Thursday, 30 June 2011

Forget Greece!

Baltic Dry Index. 1420 -18

LIR Gold Target by 2019: $30,000. Revised due to QE programs.

Faced with the choice between changing one's mind and proving that there is no need to do so, almost everyone gets busy on the proof.

John Kenneth Galbraith

While all attention is focused on Greece and the likelihood of a Greek default within two years, yesterday’s austerity vote is merely intended to buy time for Europe’s banks and delay the Greek default as long as possible, pouring good taxpayer money after bad, on the other side of the Atlantic a similar drama is in play.

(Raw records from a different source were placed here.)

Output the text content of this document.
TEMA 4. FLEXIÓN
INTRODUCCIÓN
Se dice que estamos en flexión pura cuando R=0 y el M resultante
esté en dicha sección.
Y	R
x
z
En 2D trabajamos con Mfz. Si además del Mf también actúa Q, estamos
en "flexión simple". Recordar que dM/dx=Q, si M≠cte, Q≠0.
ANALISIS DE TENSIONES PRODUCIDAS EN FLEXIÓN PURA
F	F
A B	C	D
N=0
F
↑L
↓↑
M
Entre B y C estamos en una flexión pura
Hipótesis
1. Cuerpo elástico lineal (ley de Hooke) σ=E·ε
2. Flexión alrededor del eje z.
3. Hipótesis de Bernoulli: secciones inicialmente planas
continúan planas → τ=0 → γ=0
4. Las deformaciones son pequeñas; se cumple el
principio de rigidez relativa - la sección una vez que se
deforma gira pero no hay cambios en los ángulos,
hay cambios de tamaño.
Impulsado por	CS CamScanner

Partisan politics for the spoils of the next presidency risk Uncle Sam defaulting on its debts on August 2. Unlike a Greek default, which would trigger a slow motion rolling contagion across Europe’s PIIGS, and probably blow up Belgium as well, any US default would trigger an instantaneous contagion, right around the world, probably taking down the fiat currency financial system as we know it. You’ve got to think that US politicians couldn’t be that stupid. Even so, the IMF, now under new French feminine friendly management, is starting to panic that they might be. In a hard left v hard right fight, tinged with implicit racism for the spoils of the next presidency, all seem to have lost sight of the bigger picture. Dollar suicide is looming into view.

Stay long physical gold and silver. An 18 month guerilla war is underway in America for the presidency. Below, what panic looks like in the ever so diplomatic world of the banksters.

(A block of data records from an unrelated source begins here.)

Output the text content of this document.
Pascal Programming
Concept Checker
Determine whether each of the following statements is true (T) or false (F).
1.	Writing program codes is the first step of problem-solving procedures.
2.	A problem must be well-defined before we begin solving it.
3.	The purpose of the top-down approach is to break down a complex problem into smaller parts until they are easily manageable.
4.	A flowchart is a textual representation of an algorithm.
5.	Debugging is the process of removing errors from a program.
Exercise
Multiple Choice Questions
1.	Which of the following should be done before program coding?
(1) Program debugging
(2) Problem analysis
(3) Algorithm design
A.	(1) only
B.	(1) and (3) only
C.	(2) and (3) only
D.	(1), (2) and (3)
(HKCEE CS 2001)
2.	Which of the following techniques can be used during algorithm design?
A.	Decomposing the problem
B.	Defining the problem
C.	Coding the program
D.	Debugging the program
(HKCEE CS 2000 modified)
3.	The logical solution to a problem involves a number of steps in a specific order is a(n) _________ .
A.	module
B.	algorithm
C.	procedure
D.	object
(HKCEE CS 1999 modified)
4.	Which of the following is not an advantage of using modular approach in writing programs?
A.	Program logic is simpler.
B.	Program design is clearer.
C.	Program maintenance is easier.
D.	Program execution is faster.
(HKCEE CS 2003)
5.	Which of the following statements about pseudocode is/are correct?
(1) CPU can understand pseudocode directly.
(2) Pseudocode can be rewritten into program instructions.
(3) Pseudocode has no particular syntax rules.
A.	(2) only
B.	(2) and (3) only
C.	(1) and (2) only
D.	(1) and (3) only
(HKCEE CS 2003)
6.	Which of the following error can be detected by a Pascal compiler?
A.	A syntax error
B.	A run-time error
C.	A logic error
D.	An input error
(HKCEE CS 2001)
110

In central banking as in diplomacy, style, conservative tailoring, and an easy association with the affluent count greatly and results far much less.

J. K. Galbraith

US risks "severe shock" over debt talks

America will cause a "severe shock" to world financial markets should Congress fail to agree an increase in the country's debt ceiling in a month's time, the International Monetary Fund (IMF) has warned.

By Richard Blackden, US Business Editor 11:38PM BST 29 Jun 2011

The fund used its annual healthcheck on the world's biggest economy to spell out the dangers of failure, which would likely include the US government defaulting on its debt for the first time in its history.

"It should be self-evident a debt default by the US government would have very serious, far-reaching and dramatic repercussions," said John Lipsky, the IMF's acting managing director. "That's why were are confident it will be avoided."

Republicans and Democrats have been locked in tense negotiations for the past month on how to raise the country's $14.3 trillion (£8.9 trillion) debt ceiling, which the Treasury has said will be reached on August 2.

The talks, which Republicans walked out of last week, are widely seen as a forerunner of the battle over the deficit that will be central to next year's presidential election.

President Barack Obama, who stepped into the talks this week, said that "we don't know how capital markets will react" should an agreement not be struck. Ratings agency S&P said yesterday that the US would have its AAA credit rating slashed if it missed an interest payment on its debts after the deadline.